On the inventory side, about 3,300 units were added within the 31 NIC MAP Primary Markets during this quarter, while more than 8,600 units were absorbed on a net basis. This robust demand led to a new record high total number of occupied units: within the NIC MAP Primary Markets, the total number of occupied units exceeded 574,900, surpassing its pre-pandemic first-quarter 2020 level by nearly 7,000 units.

“More older adults than ever before are now residents in seniors housing properties, which speaks to the tremendous need for seniors housing and care services,” says Chuck Harry, NIC’s chief operating officer. “The demand from aging adults seeking seniors housing and care is on the rise, and the industry continues to meet that need.”

The trend of high demand and slow inventory growth has been consistent throughout 2022. Fewer than 11,000 units were added within the NIC MAP Primary Markets last year, the weakest inventory growth since 2014. This contrasted with robust demand, with net absorption for the year registering a record 27,845 units. Combined, these conditions allowed the occupancy rate to rise 260 basis points since the beginning of 2022.

Construction starts were relatively weak at 3,013 units in the fourth quarter, continuing the slower pace seen in the third quarter.

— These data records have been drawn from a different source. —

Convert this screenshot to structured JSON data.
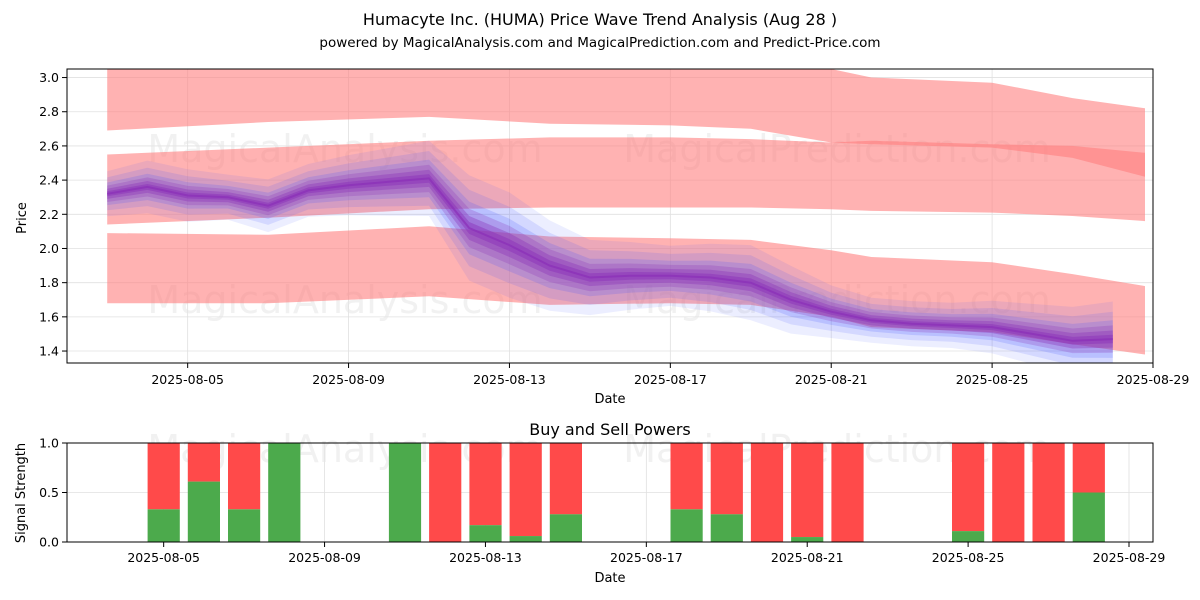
{
  "chart_data": {
    "type": "area",
    "title": "Humacyte Inc. (HUMA) Price Wave Trend Analysis (Aug 28 )",
    "subtitle": "powered by MagicalAnalysis.com and MagicalPrediction.com and Predict-Price.com",
    "watermarks": [
      "MagicalAnalysis.com",
      "MagicalPrediction.com"
    ],
    "price_panel": {
      "xlabel": "Date",
      "ylabel": "Price",
      "ylim": [
        1.33,
        3.05
      ],
      "xlim": [
        "2025-08-02",
        "2025-08-29"
      ],
      "x_ticks": [
        "2025-08-05",
        "2025-08-09",
        "2025-08-13",
        "2025-08-17",
        "2025-08-21",
        "2025-08-25",
        "2025-08-29"
      ],
      "y_ticks": [
        "1.4",
        "1.6",
        "1.8",
        "2.0",
        "2.2",
        "2.4",
        "2.6",
        "2.8",
        "3.0"
      ],
      "grid": true,
      "dates": [
        "2025-08-03",
        "2025-08-04",
        "2025-08-05",
        "2025-08-06",
        "2025-08-07",
        "2025-08-08",
        "2025-08-09",
        "2025-08-10",
        "2025-08-11",
        "2025-08-12",
        "2025-08-13",
        "2025-08-14",
        "2025-08-15",
        "2025-08-16",
        "2025-08-17",
        "2025-08-18",
        "2025-08-19",
        "2025-08-20",
        "2025-08-21",
        "2025-08-22",
        "2025-08-23",
        "2025-08-24",
        "2025-08-25",
        "2025-08-26",
        "2025-08-27",
        "2025-08-28"
      ],
      "bands": [
        {
          "name": "upper band",
          "x": [
            "2025-08-03",
            "2025-08-07",
            "2025-08-11",
            "2025-08-14",
            "2025-08-17",
            "2025-08-19",
            "2025-08-21",
            "2025-08-22",
            "2025-08-25",
            "2025-08-27",
            "2025-08-28.8"
          ],
          "upper": [
            3.05,
            3.05,
            3.05,
            3.05,
            3.05,
            3.05,
            3.05,
            3.0,
            2.97,
            2.88,
            2.82
          ],
          "lower": [
            2.69,
            2.74,
            2.77,
            2.73,
            2.72,
            2.7,
            2.62,
            2.61,
            2.59,
            2.53,
            2.42
          ]
        },
        {
          "name": "middle band",
          "x": [
            "2025-08-03",
            "2025-08-07",
            "2025-08-11",
            "2025-08-14",
            "2025-08-17",
            "2025-08-19",
            "2025-08-21",
            "2025-08-22",
            "2025-08-25",
            "2025-08-27",
            "2025-08-28.8"
          ],
          "upper": [
            2.55,
            2.59,
            2.63,
            2.65,
            2.65,
            2.64,
            2.62,
            2.63,
            2.61,
            2.6,
            2.56
          ],
          "lower": [
            2.14,
            2.18,
            2.23,
            2.24,
            2.24,
            2.24,
            2.23,
            2.22,
            2.21,
            2.19,
            2.16
          ]
        },
        {
          "name": "lower band",
          "x": [
            "2025-08-03",
            "2025-08-07",
            "2025-08-11",
            "2025-08-14",
            "2025-08-17",
            "2025-08-19",
            "2025-08-21",
            "2025-08-22",
            "2025-08-25",
            "2025-08-27",
            "2025-08-28.8"
          ],
          "upper": [
            2.09,
            2.08,
            2.13,
            2.07,
            2.06,
            2.05,
            1.99,
            1.95,
            1.92,
            1.85,
            1.78
          ],
          "lower": [
            1.68,
            1.68,
            1.72,
            1.67,
            1.68,
            1.67,
            1.6,
            1.54,
            1.51,
            1.44,
            1.38
          ]
        }
      ],
      "trend": [
        2.32,
        2.36,
        2.31,
        2.3,
        2.25,
        2.34,
        2.37,
        2.39,
        2.41,
        2.12,
        2.02,
        1.9,
        1.83,
        1.84,
        1.84,
        1.83,
        1.8,
        1.7,
        1.63,
        1.58,
        1.56,
        1.55,
        1.54,
        1.5,
        1.46,
        1.47
      ],
      "trend_spread": [
        0.06,
        0.07,
        0.07,
        0.06,
        0.07,
        0.07,
        0.08,
        0.09,
        0.1,
        0.14,
        0.14,
        0.12,
        0.1,
        0.09,
        0.08,
        0.09,
        0.1,
        0.09,
        0.07,
        0.06,
        0.06,
        0.06,
        0.07,
        0.08,
        0.09,
        0.1
      ]
    },
    "power_panel": {
      "title": "Buy and Sell Powers",
      "xlabel": "Date",
      "ylabel": "Signal Strength",
      "ylim": [
        0,
        1.0
      ],
      "y_ticks": [
        "0.0",
        "0.5",
        "1.0"
      ],
      "x_ticks": [
        "2025-08-05",
        "2025-08-09",
        "2025-08-13",
        "2025-08-17",
        "2025-08-21",
        "2025-08-25",
        "2025-08-29"
      ],
      "series": [
        {
          "name": "Buy",
          "color": "#4caa4c"
        },
        {
          "name": "Sell",
          "color": "#ff4a4a"
        }
      ],
      "dates": [
        "2025-08-05",
        "2025-08-06",
        "2025-08-07",
        "2025-08-08",
        "2025-08-11",
        "2025-08-12",
        "2025-08-13",
        "2025-08-14",
        "2025-08-15",
        "2025-08-18",
        "2025-08-19",
        "2025-08-20",
        "2025-08-21",
        "2025-08-22",
        "2025-08-25",
        "2025-08-26",
        "2025-08-27",
        "2025-08-28"
      ],
      "buy": [
        0.33,
        0.61,
        0.33,
        1.0,
        1.0,
        0.0,
        0.17,
        0.06,
        0.28,
        0.33,
        0.28,
        0.0,
        0.05,
        0.0,
        0.11,
        0.0,
        0.0,
        0.5
      ]
    },
    "colors": {
      "band": "#ff7f7f",
      "trend_blue": "#4455ff",
      "trend_purple": "#8a2fb8",
      "buy": "#4caa4c",
      "sell": "#ff4a4a",
      "grid": "#e0e0e0"
    }
  }
}
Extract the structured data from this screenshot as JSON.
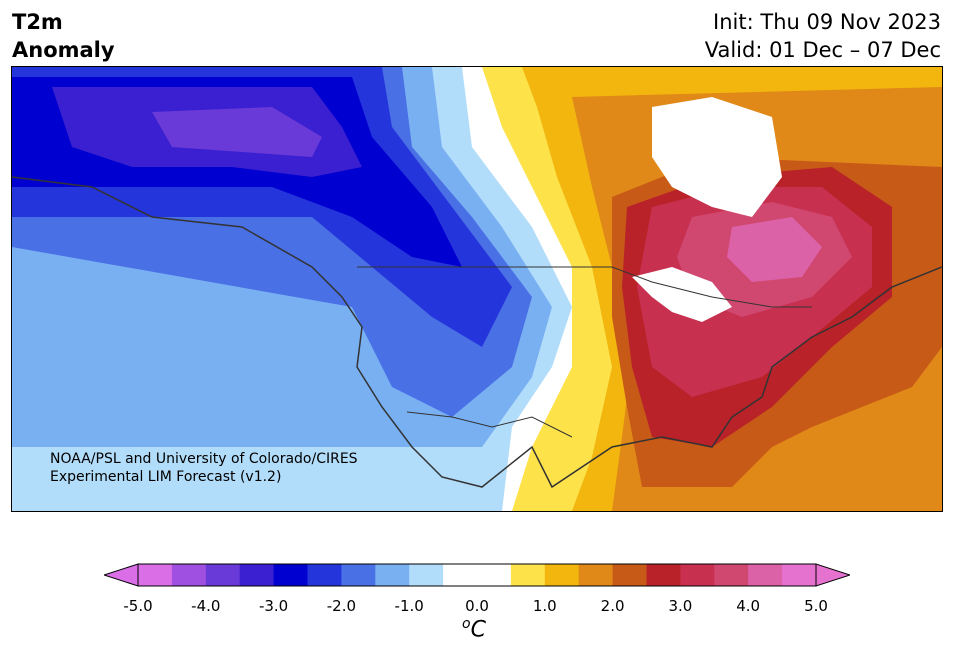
{
  "header": {
    "title_line1": "T2m",
    "title_line2": "Anomaly",
    "init": "Init: Thu 09 Nov 2023",
    "valid": "Valid: 01 Dec – 07 Dec"
  },
  "map": {
    "credit_line1": "NOAA/PSL and University of Colorado/CIRES",
    "credit_line2": "Experimental LIM Forecast (v1.2)"
  },
  "colorbar": {
    "units_base": "C",
    "units_sup": "o",
    "tick_labels": [
      "-5.0",
      "-4.0",
      "-3.0",
      "-2.0",
      "-1.0",
      "0.0",
      "1.0",
      "2.0",
      "3.0",
      "4.0",
      "5.0"
    ],
    "colors": [
      "#d96ee6",
      "#a050e0",
      "#6a3ad8",
      "#3a20d0",
      "#0000d0",
      "#2535dc",
      "#4a70e6",
      "#78b0f2",
      "#b2ddfa",
      "#ffffff",
      "#ffffff",
      "#fde24a",
      "#f2b60e",
      "#e08818",
      "#c85a18",
      "#b82228",
      "#c83050",
      "#d04870",
      "#dc62a8",
      "#e672d0"
    ],
    "extend_min_color": "#d96ee6",
    "extend_max_color": "#e672d0"
  }
}
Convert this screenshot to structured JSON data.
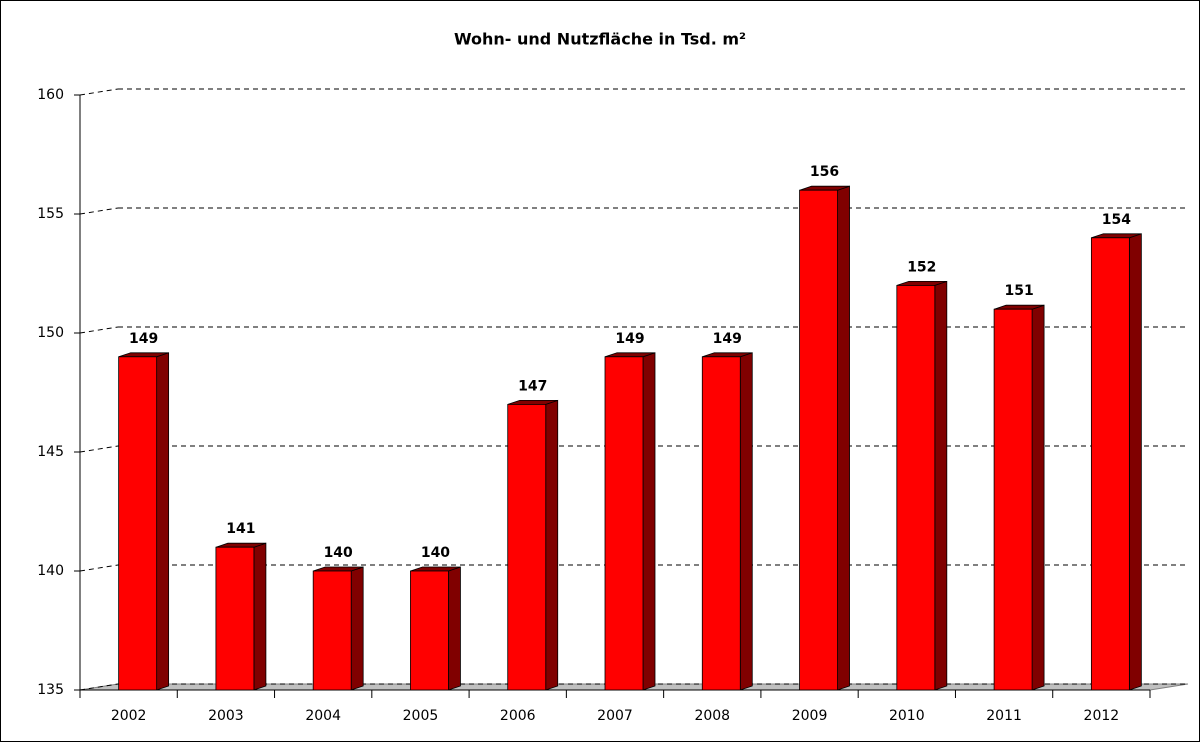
{
  "chart_data": {
    "type": "bar3d",
    "title": "Wohn- und Nutzfläche in Tsd. m²",
    "categories": [
      "2002",
      "2003",
      "2004",
      "2005",
      "2006",
      "2007",
      "2008",
      "2009",
      "2010",
      "2011",
      "2012"
    ],
    "values": [
      149,
      141,
      140,
      140,
      147,
      149,
      149,
      156,
      152,
      151,
      154
    ],
    "color": "#ff0000",
    "side_color": "#800000",
    "floor_color": "#c0c0c0",
    "ylim": [
      135,
      160
    ],
    "yticks": [
      135,
      140,
      145,
      150,
      155,
      160
    ],
    "grid": true
  }
}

Total units under construction equaled 35,719 units, the fewest units under construction since 2015. For 2022, starts totaled 14,665 units, weaker than in 2021, but stronger than in 2020.

“Development activity slowed sharply in the second half of 2022 as the rise in interest rates and a more stringent lending environment slowed loan issuance,” says Beth Burnham Mace, NIC’s chief economist. “With higher interest rates expected in the early months of 2023, slower development pipelines are likely to continue, which could continue to impact inventory growth and therefore positively affect occupancy rates.”